A day after that impromptu act, interfaith activists and community members rallied together a day later at the Dargah of Bahadur Shah Zafar mosque, where the last Mughal emperor of India and his family are buried, to present their own white roses to the worshipers.
Men and women lined up at the entrance to the mosque, where they handed the flowers to men wearing the taqiyah, or prayer cap, as they left the Friday prayer service.
In a picture that captured the essence of the campaign, a child can be seen handing a white rose to Islamic religious leader Sayargyi U Aye Lwin, who preaches at the mosque.
Three days later, white roses again appeared, this time in central Myanmar at the Myoma Mosque in Sagaing township, where activists again assembled outside the mosque, eagerly waiting with smiles and roses in hand.
Prominent writer and peace activist Nyi Pu Law, winner of the Myanmar National Literary Award, also joined in on the symbolic show of interfaith solidarity.
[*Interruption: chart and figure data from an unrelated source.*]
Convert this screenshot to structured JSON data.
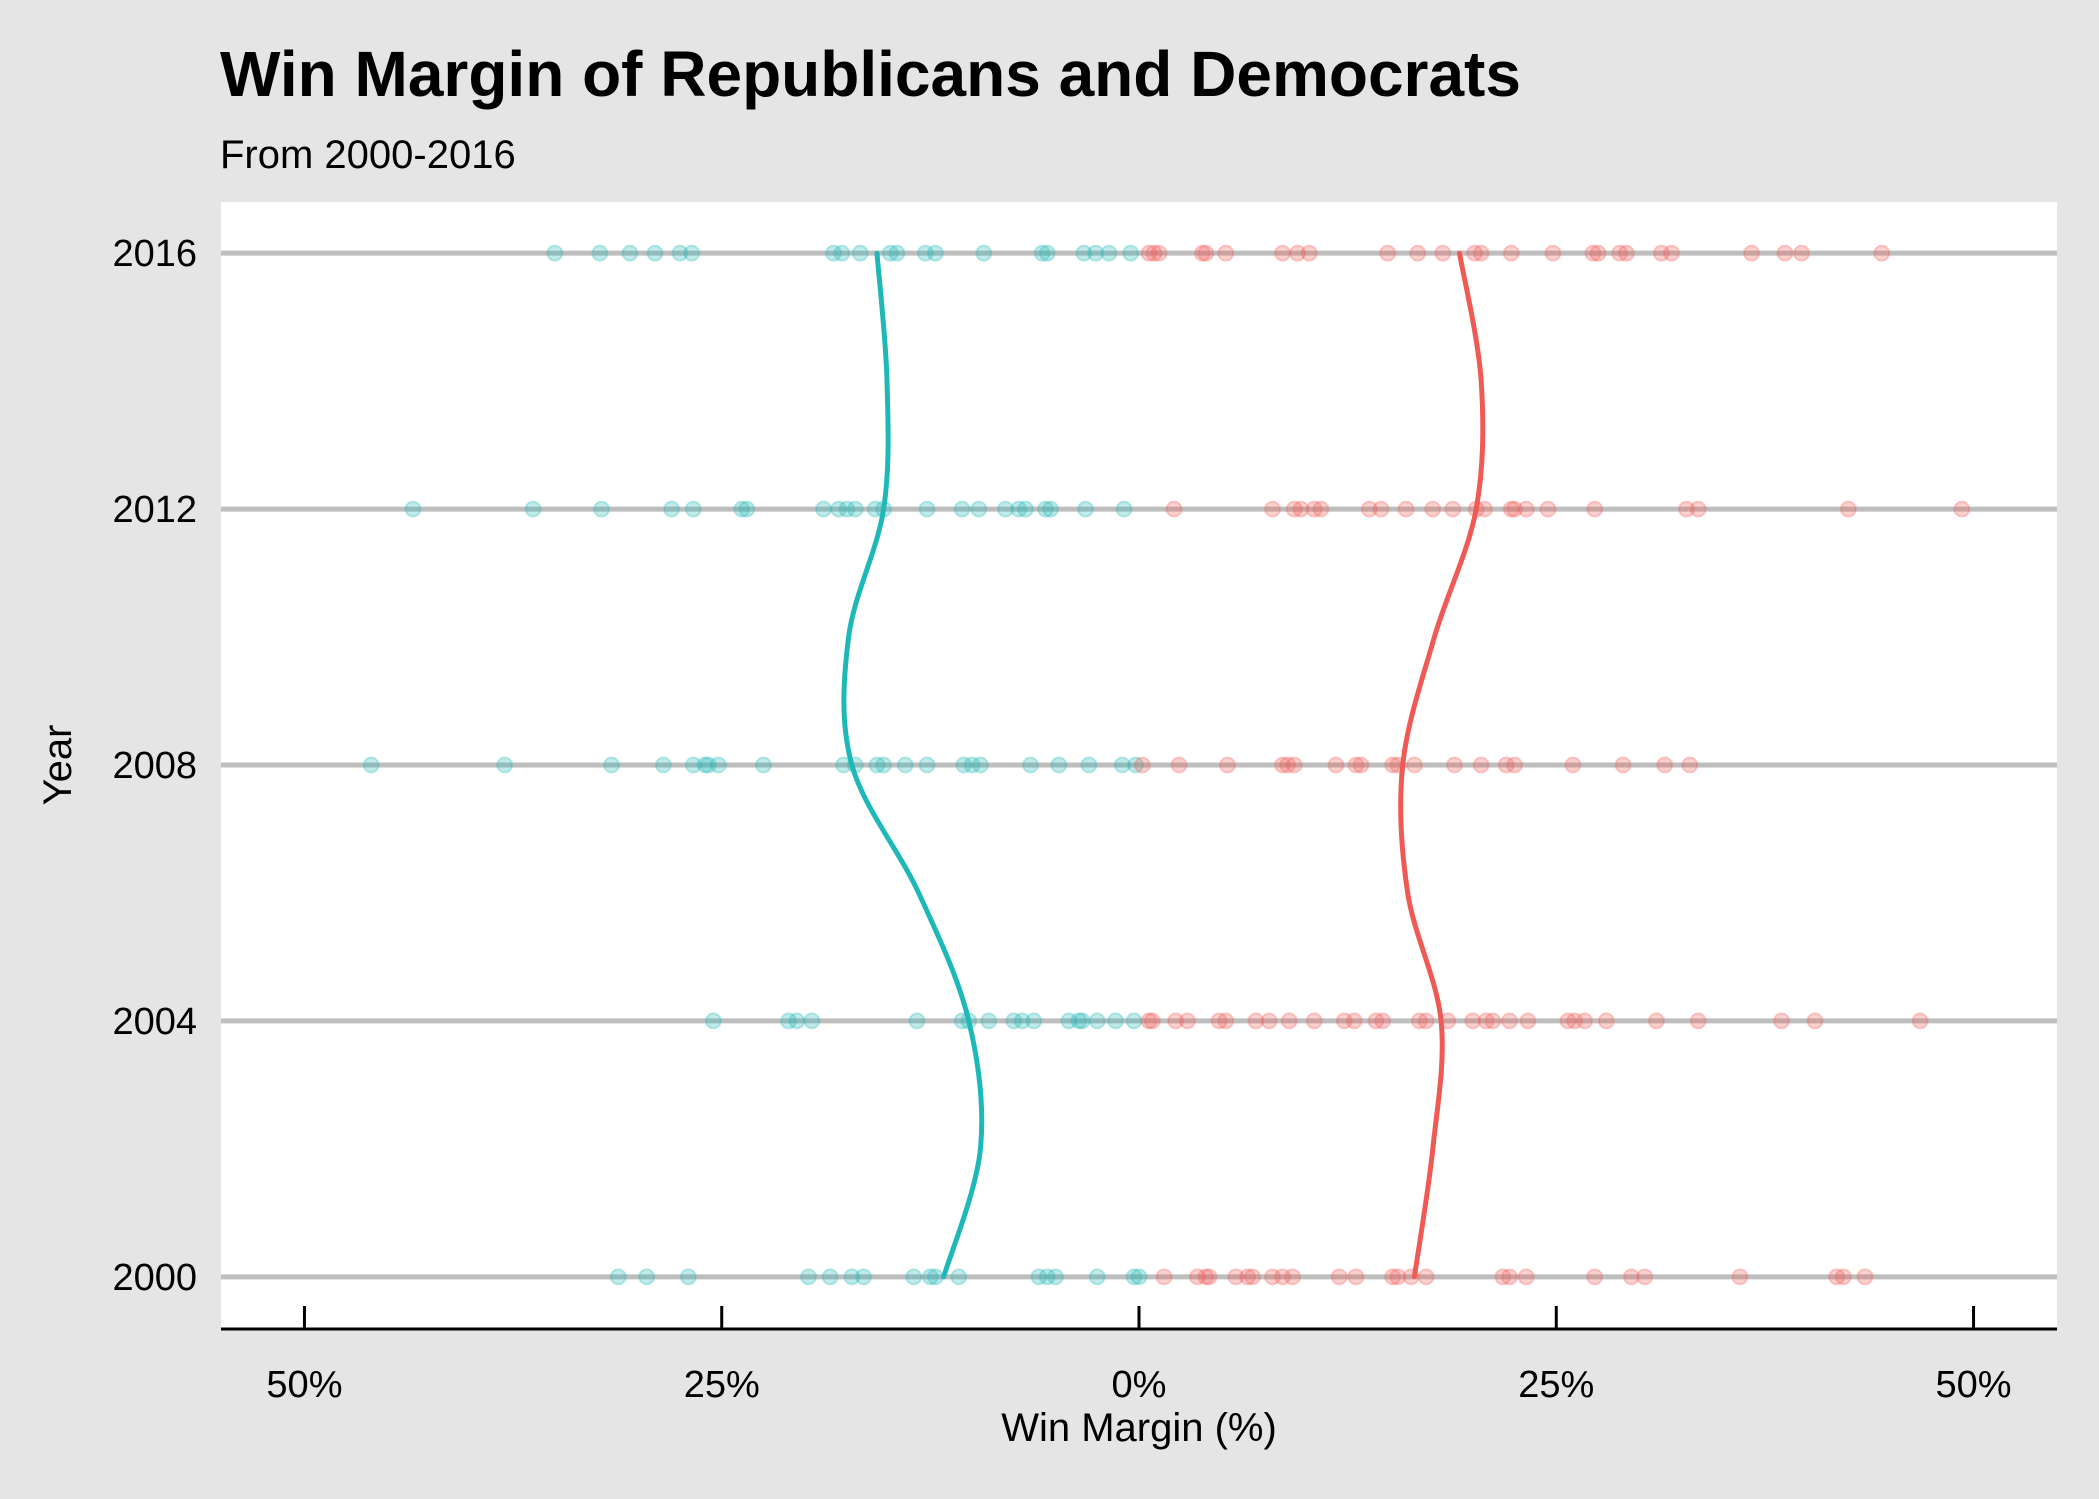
{
  "chart_data": {
    "type": "scatter",
    "title": "Win Margin of Republicans and Democrats",
    "subtitle": "From 2000-2016",
    "xlabel": "Win Margin (%)",
    "ylabel": "Year",
    "xlim": [
      -55,
      55
    ],
    "ylim": [
      1999.2,
      2016.8
    ],
    "x_ticks": [
      -50,
      -25,
      0,
      25,
      50
    ],
    "x_tick_labels": [
      "50%",
      "25%",
      "0%",
      "25%",
      "50%"
    ],
    "y_ticks": [
      2000,
      2004,
      2008,
      2012,
      2016
    ],
    "y_tick_labels": [
      "2000",
      "2004",
      "2008",
      "2012",
      "2016"
    ],
    "grid": "horizontal at each year",
    "colors": {
      "democrat": "#1fb8b8",
      "republican": "#f05a55",
      "gridline": "#bebebe",
      "panel": "#ffffff",
      "background": "#e5e5e5"
    },
    "series": [
      {
        "party": "democrat",
        "color": "#1fb8b8",
        "points": [
          {
            "year": 2000,
            "margins": [
              -31.2,
              -29.5,
              -27,
              -19.8,
              -18.5,
              -17.2,
              -16.5,
              -13.5,
              -12.5,
              -12.2,
              -10.8,
              -6,
              -5.5,
              -5,
              -2.5,
              -0.3,
              0
            ]
          },
          {
            "year": 2004,
            "margins": [
              -25.5,
              -21,
              -20.5,
              -19.6,
              -13.3,
              -10.6,
              -10.2,
              -9,
              -7.5,
              -7,
              -6.3,
              -4.2,
              -3.6,
              -3.4,
              -2.5,
              -1.4,
              -0.3
            ]
          },
          {
            "year": 2008,
            "margins": [
              -46,
              -38,
              -31.6,
              -28.5,
              -26.7,
              -26,
              -25.8,
              -25.2,
              -22.5,
              -17.7,
              -17,
              -15.7,
              -15.3,
              -14,
              -12.7,
              -10.5,
              -10,
              -9.5,
              -6.5,
              -4.8,
              -3,
              -1,
              -0.2
            ]
          },
          {
            "year": 2012,
            "margins": [
              -43.5,
              -36.3,
              -32.2,
              -28,
              -26.7,
              -23.8,
              -23.5,
              -18.9,
              -18,
              -17.5,
              -17,
              -15.8,
              -15.3,
              -12.7,
              -10.6,
              -9.6,
              -8,
              -7.2,
              -6.8,
              -5.6,
              -5.3,
              -3.2,
              -0.9
            ]
          },
          {
            "year": 2016,
            "margins": [
              -35,
              -32.3,
              -30.5,
              -29,
              -27.5,
              -26.8,
              -18.3,
              -17.8,
              -16.7,
              -14.9,
              -14.5,
              -12.8,
              -12.2,
              -9.3,
              -5.8,
              -5.5,
              -3.3,
              -2.6,
              -1.8,
              -0.5
            ]
          }
        ],
        "trend": [
          {
            "year": 2000,
            "margin": -11.7
          },
          {
            "year": 2002,
            "margin": -9.5
          },
          {
            "year": 2004,
            "margin": -10.2
          },
          {
            "year": 2006,
            "margin": -13.2
          },
          {
            "year": 2008,
            "margin": -17.2
          },
          {
            "year": 2010,
            "margin": -17.4
          },
          {
            "year": 2012,
            "margin": -15.3
          },
          {
            "year": 2014,
            "margin": -15.1
          },
          {
            "year": 2016,
            "margin": -15.7
          }
        ]
      },
      {
        "party": "republican",
        "color": "#f05a55",
        "points": [
          {
            "year": 2000,
            "margins": [
              1.5,
              3.5,
              4,
              4.2,
              5.8,
              6.5,
              6.8,
              8,
              8.6,
              9.2,
              12,
              13,
              15.2,
              15.5,
              16.3,
              17.2,
              21.8,
              22.2,
              23.2,
              27.3,
              29.5,
              30.3,
              36,
              41.8,
              42.2,
              43.5
            ]
          },
          {
            "year": 2004,
            "margins": [
              0.6,
              0.8,
              2.2,
              2.9,
              4.8,
              5.2,
              7,
              7.8,
              9,
              10.5,
              12.3,
              12.9,
              14.2,
              14.6,
              16.8,
              17.2,
              18.5,
              20,
              20.8,
              21.2,
              22.2,
              23.3,
              25.7,
              26.1,
              26.7,
              28,
              31,
              33.5,
              38.5,
              40.5,
              46.8
            ]
          },
          {
            "year": 2008,
            "margins": [
              0.2,
              2.4,
              5.3,
              8.6,
              8.9,
              9.3,
              11.8,
              13,
              13.3,
              15.2,
              15.5,
              16.5,
              18.9,
              20.5,
              22,
              22.5,
              26,
              29,
              31.5,
              33
            ]
          },
          {
            "year": 2012,
            "margins": [
              2.1,
              8,
              9.3,
              9.7,
              10.5,
              10.9,
              13.8,
              14.5,
              16,
              17.6,
              18.8,
              20.2,
              20.7,
              22.3,
              22.5,
              23.2,
              24.5,
              27.3,
              32.8,
              33.5,
              42.5,
              49.3
            ]
          },
          {
            "year": 2016,
            "margins": [
              0.6,
              0.9,
              1.2,
              3.8,
              4,
              5.2,
              8.6,
              9.5,
              10.2,
              14.9,
              16.7,
              18.2,
              20.1,
              20.5,
              22.3,
              24.8,
              27.2,
              27.5,
              28.8,
              29.2,
              31.3,
              31.9,
              36.7,
              38.7,
              39.7,
              44.5
            ]
          }
        ],
        "trend": [
          {
            "year": 2000,
            "margin": 16.5
          },
          {
            "year": 2002,
            "margin": 17.6
          },
          {
            "year": 2004,
            "margin": 18.1
          },
          {
            "year": 2006,
            "margin": 16.1
          },
          {
            "year": 2008,
            "margin": 15.8
          },
          {
            "year": 2010,
            "margin": 17.7
          },
          {
            "year": 2012,
            "margin": 20.2
          },
          {
            "year": 2014,
            "margin": 20.5
          },
          {
            "year": 2016,
            "margin": 19.2
          }
        ]
      }
    ]
  }
}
In light of recent history, this gesture of good faith in Sagaing is particularly meaningful. In 2013, Sagaing was the epicenter of anti-Muslim riots around the country, sending shockwaves around Myanmar and exposing deep divisions in the majority Buddhist country.
But apart from organized group efforts, ordinary people are also joining in on the feel-good campaign, handing white roses to friends and neighbors.
Organizers running the #WhiteRose4Peace Facebook page have made it a point to say that anyone can participate.
“If you want to be a part of the campaign, starting from tomorrow, please hand a white rose to your friend, regardless of ethnicity and religion) with a smile. Please show that Myanmar is a home of happiness, peace, sympathy, empathy and love. Please post photos on social media with #WhiteRose4Peace,” the organizers wrote in a Facebook post yesterday.
The campaign has even reached Malaysia, where a Chinese-Malaysian yesterday went to a mosque in Subang Jaya and presented white roses to the treasurer of the mosque, Danny Aliff Chan.
“We believe that there is no place for hatred and extremism in all our communities anywhere in the world,” Facebook user KV Soon wrote on his post.
Granted, Muslims represent a healthy majority of the Malaysian population, but still, we’ll take his sentiment any day of the week. Allies are never a bad thing.